2nd Semester 2014/15: Monte Carlo Inference for Probabilistic Context-free Grammars
- Instructors
- Wilker Aziz and Miloš Stanojević
If you are interested in this project, please contact the instructors by email. - ECTS
- 6
- Description
- Probabilistic context-free grammars (PCFGs) are widely used in natural language processing, with applications such as parsing and machine translation. Inference under PCFGs typically requires running a cubic-time algorithm (the CKY algorithm) either to compute expectations (necessary in learning) or to make decisions (e.g., finding a good parse). For large PCFGs, a complete run of CKY is prohibitively slow. The simplest approximate inference technique involves a pruned run of CKY which discards parses deemed unlikely early on in the search. However, arbitrary pruning introduces arbitrary bias, thereby harming learning (biased expectations) and inference (local optimum). In this project, you will deal with a different class of approximate inference methods, namely Monte Carlo (MC) and Markov chain Monte Carlo (MCMC) techniques. The principle is to simulate a complex target distribution and reason over a tractable statistical sample of the space of solutions.
- Organisation
- The project starts with a crash course on important algorithms for PCFGs:
- parsing algorithms such as CKY, and Earley parsing, particularly, their generalisations to weighted intersection;
- semiring parsing and Inside-Outside algorithm;
- decision rules (e.g., Viterbi, MBR).
The next phase of the project has the format of a reading group. First, we will discuss exact sampling from a PCFG (Chappelier et al, 2000) which can be done trivially provided an unpruned chart can be produced. We will then discuss two MCMC techniques that allow samples to be obtained without ever instantiating a complete chart (Bouchard-Cote et al, 2009; Blunsom and Cohn, 2010).

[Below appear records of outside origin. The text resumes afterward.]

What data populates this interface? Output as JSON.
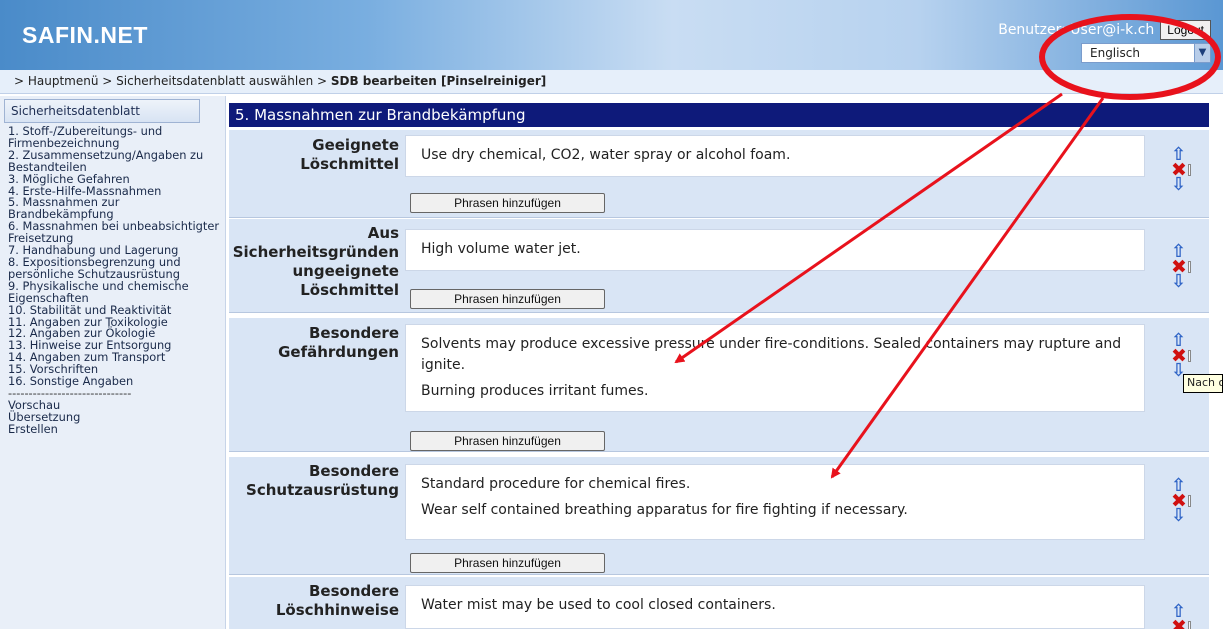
{
  "header": {
    "brand": "SAFIN.NET",
    "user_text": "Benutzer: User@i-k.ch",
    "logout_label": "Logout",
    "language_selected": "Englisch"
  },
  "breadcrumb": {
    "prefix": "> Hauptmenü > Sicherheitsdatenblatt auswählen > ",
    "current": "SDB bearbeiten [Pinselreiniger]"
  },
  "sidebar": {
    "tab_label": "Sicherheitsdatenblatt",
    "items": [
      "1. Stoff-/Zubereitungs- und Firmenbezeichnung",
      "2. Zusammensetzung/Angaben zu Bestandteilen",
      "3. Mögliche Gefahren",
      "4. Erste-Hilfe-Massnahmen",
      "5. Massnahmen zur Brandbekämpfung",
      "6. Massnahmen bei unbeabsichtigter Freisetzung",
      "7. Handhabung und Lagerung",
      "8. Expositionsbegrenzung und persönliche Schutzausrüstung",
      "9. Physikalische und chemische Eigenschaften",
      "10. Stabilität und Reaktivität",
      "11. Angaben zur Toxikologie",
      "12. Angaben zur Ökologie",
      "13. Hinweise zur Entsorgung",
      "14. Angaben zum Transport",
      "15. Vorschriften",
      "16. Sonstige Angaben"
    ],
    "separator": "------------------------------",
    "extra_items": [
      "Vorschau",
      "Übersetzung",
      "Erstellen"
    ]
  },
  "section": {
    "title": "5. Massnahmen zur Brandbekämpfung",
    "button_label": "Phrasen hinzufügen",
    "tooltip": "Nach oben",
    "rows": [
      {
        "label": "Geeignete Löschmittel",
        "lines": [
          "Use dry chemical, CO2, water spray or alcohol foam."
        ]
      },
      {
        "label": "Aus Sicherheitsgründen ungeeignete Löschmittel",
        "lines": [
          "High volume water jet."
        ]
      },
      {
        "label": "Besondere Gefährdungen",
        "lines": [
          "Solvents may produce excessive pressure under fire-conditions. Sealed containers may rupture and ignite.",
          "Burning produces irritant fumes."
        ]
      },
      {
        "label": "Besondere Schutzausrüstung",
        "lines": [
          "Standard procedure for chemical fires.",
          "Wear self contained breathing apparatus for fire fighting if necessary."
        ]
      },
      {
        "label": "Besondere Löschhinweise",
        "lines": [
          "Water mist may be used to cool closed containers."
        ]
      }
    ]
  },
  "annotation": {
    "color": "#e8121c"
  }
}
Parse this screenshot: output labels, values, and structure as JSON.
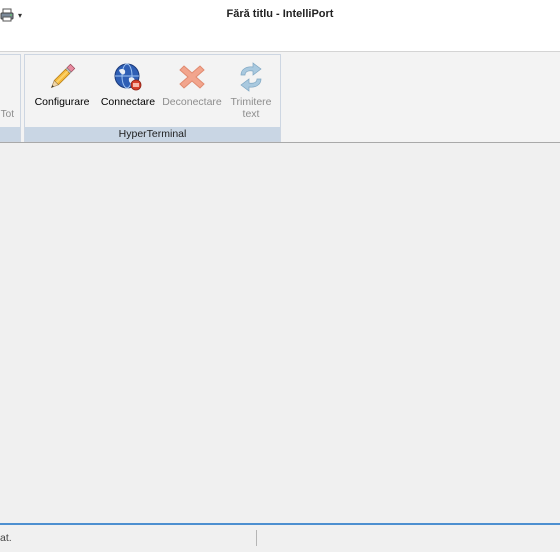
{
  "window": {
    "title": "Fără titlu - IntelliPort",
    "quick_access": [
      "printer-icon",
      "customize-dropdown-icon"
    ]
  },
  "ribbon": {
    "previous_group_partial_label": "Tot",
    "group": {
      "caption": "HyperTerminal",
      "buttons": [
        {
          "label": "Configurare",
          "icon": "pencil-icon",
          "enabled": true
        },
        {
          "label": "Connectare",
          "icon": "globe-connect-icon",
          "enabled": true
        },
        {
          "label": "Deconectare",
          "icon": "disconnect-x-icon",
          "enabled": false
        },
        {
          "label": "Trimitere\ntext",
          "icon": "send-text-arrows-icon",
          "enabled": false
        }
      ]
    }
  },
  "status_bar": {
    "text": "at."
  },
  "colors": {
    "group_caption_bg": "#c9d6e4",
    "status_accent": "#4d8fd0",
    "disabled_text": "#8d8d8d"
  }
}
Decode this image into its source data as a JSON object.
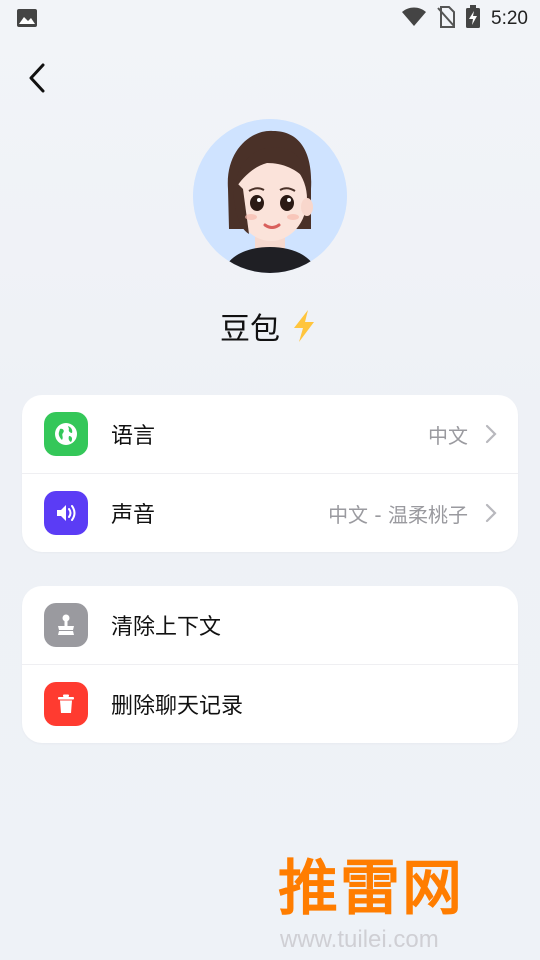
{
  "status_bar": {
    "time": "5:20"
  },
  "profile": {
    "name": "豆包"
  },
  "settings_group_1": [
    {
      "label": "语言",
      "value": "中文",
      "icon": "globe-icon",
      "color": "#34c759"
    },
    {
      "label": "声音",
      "value": "中文 - 温柔桃子",
      "icon": "speaker-icon",
      "color": "#5b3cf5"
    }
  ],
  "settings_group_2": [
    {
      "label": "清除上下文",
      "icon": "broom-icon",
      "color": "#9a9a9f"
    },
    {
      "label": "删除聊天记录",
      "icon": "trash-icon",
      "color": "#ff3b30"
    }
  ],
  "watermark": {
    "brand": "推雷网",
    "url": "www.tuilei.com"
  }
}
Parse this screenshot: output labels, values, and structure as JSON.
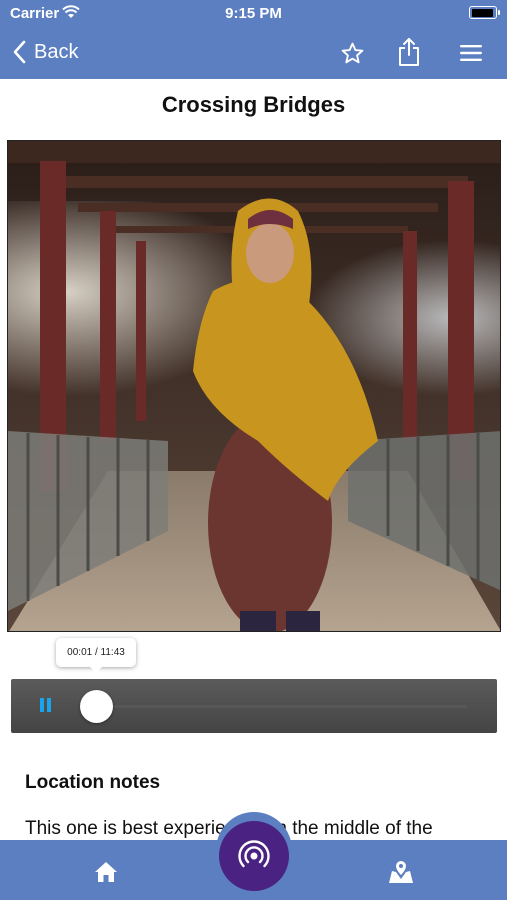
{
  "status_bar": {
    "carrier": "Carrier",
    "time": "9:15 PM"
  },
  "nav": {
    "back_label": "Back",
    "icons": [
      "star-icon",
      "share-icon",
      "menu-icon"
    ]
  },
  "page": {
    "title": "Crossing Bridges"
  },
  "hero_image": {
    "description_icon": "photo"
  },
  "player": {
    "time_display": "00:01 / 11:43",
    "progress_fraction": 0.0014,
    "state": "playing"
  },
  "location_notes": {
    "heading": "Location notes",
    "text": "This one is best experienced in the middle of the"
  },
  "tab_bar": {
    "icons": [
      "home-icon",
      "listen-icon",
      "map-icon"
    ]
  },
  "colors": {
    "bar": "#5b7fc1",
    "fab": "#4a2382",
    "accent": "#19a5ee"
  }
}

The final part of the project (which amounts to half the programme) involves coding in hackathon-style sessions. We will implement at least one of the MCMC techniques discussed in the reading group (depending on the number of participants we might implement both techniques) and move towards a novel importance sampler which addresses some of the issues with previous work.
- Prerequisites
- Interest in statistical parsing and machine translation, optimisation and sampling for large and complex discrete distributions. The ideal student will be comfortable with context-free grammars, dynamic programming and statistics. This project requires good Python programming skills.
- Assessment
- In order to pass, participants must attend all meetings (lectures, reading group, and hackaton) and contribute to a fruitful research experience. The final grade will be the geometric average of the following three components (uniformly weighted).
- Crash course: exercises and programming assignment.
- Reading group: presentation in which the student discusses one of the papers.
- Hackaton: quality and performance of code.